The reported package would delay three separate Affordable Care Act (ACA) taxes for two years, including one of the law's most important cost-control mechanisms. Although the two-year delays don't cost very much money on paper now, the cost of continuing to delay or completely repealing these taxes could climb over $1 trillion over the next 20 years. In a "fiscal worst case scenario," where the remaining tax extender provisions that expired after two years were also continued, the ultimate 20-year cost of this deal could be $4.1 trillion.

The three health-related delays currently rumored in the deal are the Cadillac tax, medical device tax, and the health insurer excise tax. Although our estimates are very rough and simply based on press reports about what is being considered, the two-year delays of each revenue source would cost about $40 billion over ten years. But if those delays become permanent, they would cost about $250 billion over ten years and $1.1 trillion over 20 years.

In addition, as our own Loren Adler has pointed out, rolling back these revenue sources, particularly the Cadillac tax, would undermine the Affordable Care Act on fiscal and health policy grounds. Repealing them would take away funding sources used to finance the coverage expansions that would remain in place.  Repealing the Cadillac tax would also harm cost-control efforts and dampen wage growth.

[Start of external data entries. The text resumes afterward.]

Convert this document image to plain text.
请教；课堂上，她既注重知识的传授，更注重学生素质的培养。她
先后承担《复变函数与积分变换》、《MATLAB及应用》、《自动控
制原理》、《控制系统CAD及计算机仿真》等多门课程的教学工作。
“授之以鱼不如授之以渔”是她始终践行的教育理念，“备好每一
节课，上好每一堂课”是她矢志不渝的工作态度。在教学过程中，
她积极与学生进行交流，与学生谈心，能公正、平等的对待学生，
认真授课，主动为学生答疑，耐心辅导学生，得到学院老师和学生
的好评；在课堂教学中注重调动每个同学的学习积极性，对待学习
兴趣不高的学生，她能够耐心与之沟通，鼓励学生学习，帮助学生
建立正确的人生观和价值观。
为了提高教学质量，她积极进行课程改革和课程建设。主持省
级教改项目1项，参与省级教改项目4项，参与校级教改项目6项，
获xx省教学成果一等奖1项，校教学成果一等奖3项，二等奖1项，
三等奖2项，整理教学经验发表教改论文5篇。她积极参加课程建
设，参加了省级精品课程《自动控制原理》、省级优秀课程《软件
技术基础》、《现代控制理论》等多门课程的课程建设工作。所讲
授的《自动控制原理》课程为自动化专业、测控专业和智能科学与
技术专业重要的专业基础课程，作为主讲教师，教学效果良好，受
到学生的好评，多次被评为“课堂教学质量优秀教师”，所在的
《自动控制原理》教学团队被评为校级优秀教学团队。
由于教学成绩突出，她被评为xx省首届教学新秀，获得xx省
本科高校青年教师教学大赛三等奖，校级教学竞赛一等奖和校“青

Previously, we showed how the $700 billion extenders deal would cost $2.3 trillion over the next two decades. That deal, however, allows most of the tax provisions to expire after two years and only delays the ACA taxes for two years. If those delays and temporary extensions are continued, the total cost of the bill might climb to $4.1 trillion over the next 20 years.

This year-end legislative rush could turn out to be very costly for the budget and harmful to the progress that has been made in slowing the growth of health care spending.